Key Features
  • Medium-sized to large: mature cap at least 3" broad
  • Cap at first smooth and brown but soon breaking up to form shaggy scales on a pale (white, tan, or grayish) background, the center usually remaining smooth and brown.
  • Flesh not staining orange or red when cut and rubbed.
  • Gills white in all stages, free from stalk.
  • Veil present, at first covering the gills, then forming a prominent double-edged ring on stalk.
  • Stalk tall and slender (5-20" long, usually 3/8_5/8" thick at the top), the base without a volva.
  • Stalk surface covered or belted with delicate brown scales (but these sometimes wearing away in age).
  • Spores white.

    Other Features: Drumstick-shaped (with an oval cap) when young, the cap becoming flat or nearly so at maturity; stalk usually thicker at base but without a large bulb; ring usually movable.

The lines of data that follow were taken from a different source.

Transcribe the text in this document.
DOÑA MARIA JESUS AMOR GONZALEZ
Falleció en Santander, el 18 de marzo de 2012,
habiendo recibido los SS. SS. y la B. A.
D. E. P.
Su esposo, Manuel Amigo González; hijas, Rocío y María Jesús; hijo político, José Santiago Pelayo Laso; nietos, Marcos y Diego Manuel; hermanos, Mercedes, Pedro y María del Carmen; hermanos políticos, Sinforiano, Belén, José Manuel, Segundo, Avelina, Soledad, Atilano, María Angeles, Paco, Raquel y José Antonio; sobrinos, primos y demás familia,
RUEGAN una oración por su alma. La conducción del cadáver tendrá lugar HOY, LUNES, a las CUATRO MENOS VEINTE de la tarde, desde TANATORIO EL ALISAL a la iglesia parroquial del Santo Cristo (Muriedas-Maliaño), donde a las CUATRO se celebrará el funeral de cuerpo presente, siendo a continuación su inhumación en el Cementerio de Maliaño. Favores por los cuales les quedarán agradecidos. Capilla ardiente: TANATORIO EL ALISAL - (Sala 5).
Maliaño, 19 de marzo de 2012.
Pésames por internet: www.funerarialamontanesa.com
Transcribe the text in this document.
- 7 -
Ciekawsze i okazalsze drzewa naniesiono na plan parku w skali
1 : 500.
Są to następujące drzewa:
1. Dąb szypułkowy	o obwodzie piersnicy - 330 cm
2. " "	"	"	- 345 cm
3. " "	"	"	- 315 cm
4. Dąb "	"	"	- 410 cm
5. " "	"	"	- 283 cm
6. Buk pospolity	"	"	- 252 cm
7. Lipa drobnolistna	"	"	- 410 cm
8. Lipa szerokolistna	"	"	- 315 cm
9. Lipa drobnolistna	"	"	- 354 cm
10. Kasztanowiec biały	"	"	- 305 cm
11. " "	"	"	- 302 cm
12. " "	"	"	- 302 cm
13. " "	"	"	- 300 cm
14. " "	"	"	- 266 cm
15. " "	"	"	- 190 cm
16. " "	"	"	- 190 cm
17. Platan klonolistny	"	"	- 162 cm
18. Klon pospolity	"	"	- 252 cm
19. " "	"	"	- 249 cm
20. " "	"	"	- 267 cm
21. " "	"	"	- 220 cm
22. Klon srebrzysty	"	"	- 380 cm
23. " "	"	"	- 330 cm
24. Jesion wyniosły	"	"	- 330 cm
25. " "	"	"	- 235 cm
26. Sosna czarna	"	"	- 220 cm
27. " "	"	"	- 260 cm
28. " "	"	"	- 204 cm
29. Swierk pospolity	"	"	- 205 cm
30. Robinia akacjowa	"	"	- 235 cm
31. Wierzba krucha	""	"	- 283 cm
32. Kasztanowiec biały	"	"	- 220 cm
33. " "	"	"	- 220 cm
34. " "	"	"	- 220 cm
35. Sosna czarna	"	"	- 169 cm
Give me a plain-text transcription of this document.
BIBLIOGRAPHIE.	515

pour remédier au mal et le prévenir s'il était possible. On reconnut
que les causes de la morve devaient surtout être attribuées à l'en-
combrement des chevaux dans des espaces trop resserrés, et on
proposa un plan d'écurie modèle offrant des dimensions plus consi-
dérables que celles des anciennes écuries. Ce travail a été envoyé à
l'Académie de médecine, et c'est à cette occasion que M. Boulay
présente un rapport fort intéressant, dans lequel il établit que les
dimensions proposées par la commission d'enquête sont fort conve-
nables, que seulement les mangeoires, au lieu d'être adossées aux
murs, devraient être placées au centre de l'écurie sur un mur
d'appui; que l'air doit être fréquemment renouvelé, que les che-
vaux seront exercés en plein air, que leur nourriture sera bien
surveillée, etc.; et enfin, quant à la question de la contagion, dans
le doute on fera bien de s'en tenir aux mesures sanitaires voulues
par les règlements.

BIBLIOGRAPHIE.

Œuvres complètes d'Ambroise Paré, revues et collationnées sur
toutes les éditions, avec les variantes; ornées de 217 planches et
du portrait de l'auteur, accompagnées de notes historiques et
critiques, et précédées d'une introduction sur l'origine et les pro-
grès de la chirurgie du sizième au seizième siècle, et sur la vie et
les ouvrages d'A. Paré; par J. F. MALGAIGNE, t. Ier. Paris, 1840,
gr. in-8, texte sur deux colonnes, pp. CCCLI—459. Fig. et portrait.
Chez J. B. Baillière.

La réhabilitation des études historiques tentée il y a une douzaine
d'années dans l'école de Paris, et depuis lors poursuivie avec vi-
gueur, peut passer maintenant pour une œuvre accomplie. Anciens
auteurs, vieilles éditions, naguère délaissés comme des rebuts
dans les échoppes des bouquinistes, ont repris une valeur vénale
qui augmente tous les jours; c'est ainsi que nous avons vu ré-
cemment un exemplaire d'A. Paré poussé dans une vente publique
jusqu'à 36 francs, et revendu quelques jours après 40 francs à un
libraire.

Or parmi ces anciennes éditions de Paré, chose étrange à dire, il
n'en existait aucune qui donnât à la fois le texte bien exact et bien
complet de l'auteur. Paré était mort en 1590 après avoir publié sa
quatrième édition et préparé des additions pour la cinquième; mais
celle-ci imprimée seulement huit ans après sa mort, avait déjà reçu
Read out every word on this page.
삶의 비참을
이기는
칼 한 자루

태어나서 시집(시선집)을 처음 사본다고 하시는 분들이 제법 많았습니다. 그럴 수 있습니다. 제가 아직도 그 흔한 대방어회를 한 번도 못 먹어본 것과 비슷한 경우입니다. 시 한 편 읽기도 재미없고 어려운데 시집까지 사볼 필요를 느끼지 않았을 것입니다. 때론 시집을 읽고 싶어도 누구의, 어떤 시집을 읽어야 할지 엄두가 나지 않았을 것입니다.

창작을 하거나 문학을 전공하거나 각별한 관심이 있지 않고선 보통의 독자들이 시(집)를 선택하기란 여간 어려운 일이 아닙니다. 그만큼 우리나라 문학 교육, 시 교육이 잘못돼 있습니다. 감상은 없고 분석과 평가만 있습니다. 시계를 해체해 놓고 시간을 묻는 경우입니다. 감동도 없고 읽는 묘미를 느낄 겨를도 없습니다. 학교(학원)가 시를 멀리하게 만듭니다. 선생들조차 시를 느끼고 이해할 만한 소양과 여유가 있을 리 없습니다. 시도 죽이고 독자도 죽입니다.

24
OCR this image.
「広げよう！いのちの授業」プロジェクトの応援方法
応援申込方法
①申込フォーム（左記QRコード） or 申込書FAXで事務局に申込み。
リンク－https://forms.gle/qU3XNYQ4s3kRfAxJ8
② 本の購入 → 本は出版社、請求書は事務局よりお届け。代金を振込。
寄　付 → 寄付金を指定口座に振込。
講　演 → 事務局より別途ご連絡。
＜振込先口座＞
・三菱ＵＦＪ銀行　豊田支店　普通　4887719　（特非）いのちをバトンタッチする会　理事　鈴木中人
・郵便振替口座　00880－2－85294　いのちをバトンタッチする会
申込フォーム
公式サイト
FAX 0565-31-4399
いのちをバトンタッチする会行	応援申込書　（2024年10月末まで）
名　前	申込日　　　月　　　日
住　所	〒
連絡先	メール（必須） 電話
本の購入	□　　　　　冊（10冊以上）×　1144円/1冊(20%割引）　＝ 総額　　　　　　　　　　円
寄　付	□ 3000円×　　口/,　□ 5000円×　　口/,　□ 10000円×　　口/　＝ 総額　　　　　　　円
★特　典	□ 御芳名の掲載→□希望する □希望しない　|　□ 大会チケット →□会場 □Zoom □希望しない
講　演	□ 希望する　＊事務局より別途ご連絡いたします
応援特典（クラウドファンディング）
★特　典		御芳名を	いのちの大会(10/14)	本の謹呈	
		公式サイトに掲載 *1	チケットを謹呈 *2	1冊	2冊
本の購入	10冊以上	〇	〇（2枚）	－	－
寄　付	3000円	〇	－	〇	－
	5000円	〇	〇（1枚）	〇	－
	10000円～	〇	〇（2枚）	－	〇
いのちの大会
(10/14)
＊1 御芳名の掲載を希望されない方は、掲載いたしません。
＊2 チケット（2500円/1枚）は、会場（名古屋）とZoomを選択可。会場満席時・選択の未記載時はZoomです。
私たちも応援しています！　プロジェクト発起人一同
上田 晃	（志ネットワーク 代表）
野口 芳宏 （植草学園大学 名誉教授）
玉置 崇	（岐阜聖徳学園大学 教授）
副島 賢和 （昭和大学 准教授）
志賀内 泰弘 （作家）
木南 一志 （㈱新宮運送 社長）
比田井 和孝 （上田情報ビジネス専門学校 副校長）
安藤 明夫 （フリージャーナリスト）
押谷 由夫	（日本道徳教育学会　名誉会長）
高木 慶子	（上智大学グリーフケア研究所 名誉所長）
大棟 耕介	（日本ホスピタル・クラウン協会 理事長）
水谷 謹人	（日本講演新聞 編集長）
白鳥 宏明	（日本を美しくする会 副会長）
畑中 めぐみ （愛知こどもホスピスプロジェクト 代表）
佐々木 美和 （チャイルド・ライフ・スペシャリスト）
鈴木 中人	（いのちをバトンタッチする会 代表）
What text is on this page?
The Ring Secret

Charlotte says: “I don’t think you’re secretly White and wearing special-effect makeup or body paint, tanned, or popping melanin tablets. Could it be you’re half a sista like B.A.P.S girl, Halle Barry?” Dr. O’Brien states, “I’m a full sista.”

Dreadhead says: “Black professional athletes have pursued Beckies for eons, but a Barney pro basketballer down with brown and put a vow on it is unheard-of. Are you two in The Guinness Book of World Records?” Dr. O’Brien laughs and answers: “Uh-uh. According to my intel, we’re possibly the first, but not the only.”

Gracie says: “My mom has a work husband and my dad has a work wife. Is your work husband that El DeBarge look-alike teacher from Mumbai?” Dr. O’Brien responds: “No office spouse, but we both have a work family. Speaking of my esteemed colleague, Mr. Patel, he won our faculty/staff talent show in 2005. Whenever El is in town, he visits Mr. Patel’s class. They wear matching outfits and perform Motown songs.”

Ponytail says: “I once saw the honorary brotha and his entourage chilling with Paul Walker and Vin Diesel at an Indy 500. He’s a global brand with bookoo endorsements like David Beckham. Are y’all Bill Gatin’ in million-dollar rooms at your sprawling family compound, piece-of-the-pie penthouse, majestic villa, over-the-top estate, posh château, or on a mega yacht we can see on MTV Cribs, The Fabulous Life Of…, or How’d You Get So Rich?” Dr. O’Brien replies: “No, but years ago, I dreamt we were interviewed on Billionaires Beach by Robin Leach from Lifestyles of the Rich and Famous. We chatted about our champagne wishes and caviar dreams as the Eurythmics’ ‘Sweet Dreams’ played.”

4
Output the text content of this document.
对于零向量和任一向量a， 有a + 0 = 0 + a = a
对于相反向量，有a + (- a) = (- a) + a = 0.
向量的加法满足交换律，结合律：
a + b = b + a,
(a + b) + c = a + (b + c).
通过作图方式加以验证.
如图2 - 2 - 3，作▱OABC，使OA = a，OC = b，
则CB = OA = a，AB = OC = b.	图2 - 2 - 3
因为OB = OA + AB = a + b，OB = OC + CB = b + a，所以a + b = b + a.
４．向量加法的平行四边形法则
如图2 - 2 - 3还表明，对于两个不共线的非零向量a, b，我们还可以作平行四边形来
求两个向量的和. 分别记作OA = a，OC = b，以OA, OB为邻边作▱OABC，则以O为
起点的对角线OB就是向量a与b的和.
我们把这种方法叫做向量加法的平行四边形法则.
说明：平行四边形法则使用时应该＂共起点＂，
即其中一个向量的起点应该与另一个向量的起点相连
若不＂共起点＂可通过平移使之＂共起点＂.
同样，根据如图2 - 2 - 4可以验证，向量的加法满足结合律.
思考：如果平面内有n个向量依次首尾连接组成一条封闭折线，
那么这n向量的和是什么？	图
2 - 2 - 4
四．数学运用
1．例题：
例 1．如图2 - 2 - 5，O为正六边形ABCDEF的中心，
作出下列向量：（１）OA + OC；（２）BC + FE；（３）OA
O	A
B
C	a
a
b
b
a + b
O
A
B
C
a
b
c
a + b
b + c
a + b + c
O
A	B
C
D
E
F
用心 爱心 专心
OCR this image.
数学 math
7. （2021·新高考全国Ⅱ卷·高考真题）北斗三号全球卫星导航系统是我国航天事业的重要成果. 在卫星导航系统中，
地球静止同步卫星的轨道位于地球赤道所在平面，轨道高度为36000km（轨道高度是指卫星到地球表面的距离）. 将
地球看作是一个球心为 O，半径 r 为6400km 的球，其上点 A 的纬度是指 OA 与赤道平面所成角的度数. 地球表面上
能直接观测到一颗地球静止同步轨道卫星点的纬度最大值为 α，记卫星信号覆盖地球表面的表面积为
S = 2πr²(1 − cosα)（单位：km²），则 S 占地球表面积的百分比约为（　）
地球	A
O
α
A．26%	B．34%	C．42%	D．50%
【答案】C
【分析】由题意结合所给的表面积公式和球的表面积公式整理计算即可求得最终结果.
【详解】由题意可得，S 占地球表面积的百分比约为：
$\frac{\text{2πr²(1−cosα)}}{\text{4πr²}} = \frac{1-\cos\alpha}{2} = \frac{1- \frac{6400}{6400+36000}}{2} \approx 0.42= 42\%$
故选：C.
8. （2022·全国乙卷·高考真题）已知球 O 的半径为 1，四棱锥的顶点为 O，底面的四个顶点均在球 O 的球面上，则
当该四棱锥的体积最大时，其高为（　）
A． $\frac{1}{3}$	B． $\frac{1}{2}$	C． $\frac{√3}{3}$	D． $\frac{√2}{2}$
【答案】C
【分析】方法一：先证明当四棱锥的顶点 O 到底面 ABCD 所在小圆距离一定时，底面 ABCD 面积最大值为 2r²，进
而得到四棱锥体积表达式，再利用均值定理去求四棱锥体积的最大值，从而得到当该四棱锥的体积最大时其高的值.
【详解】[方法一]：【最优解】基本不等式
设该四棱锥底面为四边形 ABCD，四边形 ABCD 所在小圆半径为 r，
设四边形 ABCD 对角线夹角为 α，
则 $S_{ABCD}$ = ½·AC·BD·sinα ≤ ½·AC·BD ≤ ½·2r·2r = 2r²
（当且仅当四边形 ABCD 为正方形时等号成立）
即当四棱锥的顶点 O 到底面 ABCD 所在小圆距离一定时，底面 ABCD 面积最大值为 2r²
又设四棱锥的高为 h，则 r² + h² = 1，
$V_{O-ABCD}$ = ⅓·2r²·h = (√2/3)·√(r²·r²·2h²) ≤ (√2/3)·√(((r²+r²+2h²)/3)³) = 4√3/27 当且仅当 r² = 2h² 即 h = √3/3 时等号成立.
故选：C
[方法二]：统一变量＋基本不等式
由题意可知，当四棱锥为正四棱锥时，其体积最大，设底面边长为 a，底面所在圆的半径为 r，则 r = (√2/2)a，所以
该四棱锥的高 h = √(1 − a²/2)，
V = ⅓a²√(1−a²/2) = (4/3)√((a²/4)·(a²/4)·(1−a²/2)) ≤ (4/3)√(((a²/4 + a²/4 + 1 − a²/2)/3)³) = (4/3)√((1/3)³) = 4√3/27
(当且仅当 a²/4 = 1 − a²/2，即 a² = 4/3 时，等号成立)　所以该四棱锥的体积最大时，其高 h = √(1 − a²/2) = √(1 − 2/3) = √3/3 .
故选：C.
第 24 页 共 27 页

    Where: Alone or in groups on ground in open woods and old pastures, along roads, etc. Common throughout most of the northern hemisphere, but in western North America presently known only from southern Arizona.

    Edibility: One of the best! The large, thin caps can be fried or broiled whole, or sliced up.

    Note: This handsome mushroom is much taller than the shaggy parasol and does not stain orange or red when cut. Its white spores and delicately scaly stalk distinguish it from the green-spored parasol.